There was, of course, a large funding increase promised to the NHS without any demand for the kind of reforms that might actually see that money better spent. Even Gordon Brown, who hugely increased health spending, had demanded reform in exchange (although he never actually got it). But to fail even to mention such a condition seems insulting to the intelligence of voters who can see the inefficiencies and waste in the system with their own eyes.
But the most depressing recurrent theme was a return to the sentimental pre-1980s idea of a working class that cannot imagine any life beyond its local industrial roots. The aspiration and social mobility which Blair's New Labour had been compelled to embrace is gone now.

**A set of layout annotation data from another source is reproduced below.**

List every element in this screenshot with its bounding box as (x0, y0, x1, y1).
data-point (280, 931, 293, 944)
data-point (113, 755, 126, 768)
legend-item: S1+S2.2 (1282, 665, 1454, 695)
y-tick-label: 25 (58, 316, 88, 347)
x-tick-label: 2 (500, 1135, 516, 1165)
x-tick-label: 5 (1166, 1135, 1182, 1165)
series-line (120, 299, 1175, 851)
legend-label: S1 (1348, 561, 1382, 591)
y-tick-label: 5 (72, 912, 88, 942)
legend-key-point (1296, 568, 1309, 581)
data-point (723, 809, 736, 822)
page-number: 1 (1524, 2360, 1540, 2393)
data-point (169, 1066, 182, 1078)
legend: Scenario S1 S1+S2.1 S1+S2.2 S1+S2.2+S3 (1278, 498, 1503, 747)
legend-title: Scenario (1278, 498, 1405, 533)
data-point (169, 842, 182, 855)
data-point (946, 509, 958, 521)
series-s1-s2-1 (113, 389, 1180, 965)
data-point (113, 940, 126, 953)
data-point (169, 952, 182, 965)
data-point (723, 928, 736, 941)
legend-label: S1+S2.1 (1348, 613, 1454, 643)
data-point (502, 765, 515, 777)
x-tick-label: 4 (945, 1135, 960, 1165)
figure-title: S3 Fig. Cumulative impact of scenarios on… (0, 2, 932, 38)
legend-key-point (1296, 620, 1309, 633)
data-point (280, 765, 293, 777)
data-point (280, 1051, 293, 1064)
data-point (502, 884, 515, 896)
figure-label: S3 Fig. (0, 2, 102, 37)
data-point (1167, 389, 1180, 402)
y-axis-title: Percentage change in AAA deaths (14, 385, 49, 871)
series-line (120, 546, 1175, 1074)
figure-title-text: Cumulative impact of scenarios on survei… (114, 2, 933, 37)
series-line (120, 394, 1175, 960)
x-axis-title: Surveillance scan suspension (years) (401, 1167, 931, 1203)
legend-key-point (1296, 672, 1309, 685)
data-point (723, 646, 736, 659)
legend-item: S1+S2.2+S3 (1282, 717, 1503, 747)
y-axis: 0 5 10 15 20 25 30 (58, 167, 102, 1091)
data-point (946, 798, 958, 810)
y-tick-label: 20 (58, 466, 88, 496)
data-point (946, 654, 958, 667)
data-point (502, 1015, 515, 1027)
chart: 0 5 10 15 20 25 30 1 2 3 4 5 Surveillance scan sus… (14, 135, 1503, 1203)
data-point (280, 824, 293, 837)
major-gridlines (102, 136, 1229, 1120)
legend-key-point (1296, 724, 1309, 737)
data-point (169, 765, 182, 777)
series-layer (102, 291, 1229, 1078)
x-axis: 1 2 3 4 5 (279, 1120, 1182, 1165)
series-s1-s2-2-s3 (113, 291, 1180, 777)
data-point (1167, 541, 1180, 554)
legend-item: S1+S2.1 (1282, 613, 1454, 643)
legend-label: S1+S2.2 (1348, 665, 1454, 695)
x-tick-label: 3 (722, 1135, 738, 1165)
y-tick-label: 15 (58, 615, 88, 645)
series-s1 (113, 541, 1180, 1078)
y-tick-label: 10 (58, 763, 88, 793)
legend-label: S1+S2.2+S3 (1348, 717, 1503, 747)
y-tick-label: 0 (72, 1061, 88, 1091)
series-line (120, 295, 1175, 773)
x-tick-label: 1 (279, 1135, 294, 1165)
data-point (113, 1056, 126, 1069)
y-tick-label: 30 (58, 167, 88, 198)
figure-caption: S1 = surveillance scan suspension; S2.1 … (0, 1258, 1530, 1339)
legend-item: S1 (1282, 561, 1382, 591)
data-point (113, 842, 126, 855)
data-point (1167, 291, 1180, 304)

The commitment was to save 'local communities' of 'working people' by developing government-run projects: precisely the conditions that gave rise to the suffocating trade union power of the 1970s. (Ms Reeves explicitly stated her determination to give 'public service workers the pay rises they deserve.') This was a spending programme that a Government led by Jeremy Corbyn would have been proud of.
But the biggest hole in all of this was any explanation of where this money would come from. There was a clear hint in her reiteration of the Government's commitment to pay for increased 'day-to-day' spending through current income rather than by taking on more debt. That means tax rises. But you knew that didn't you?
And if your earnings come from the wealth-creating private sector, even though you may consider yourself at least as much of a 'working person' as those who are paid by the state, you had better be prepared to take a very substantial hit.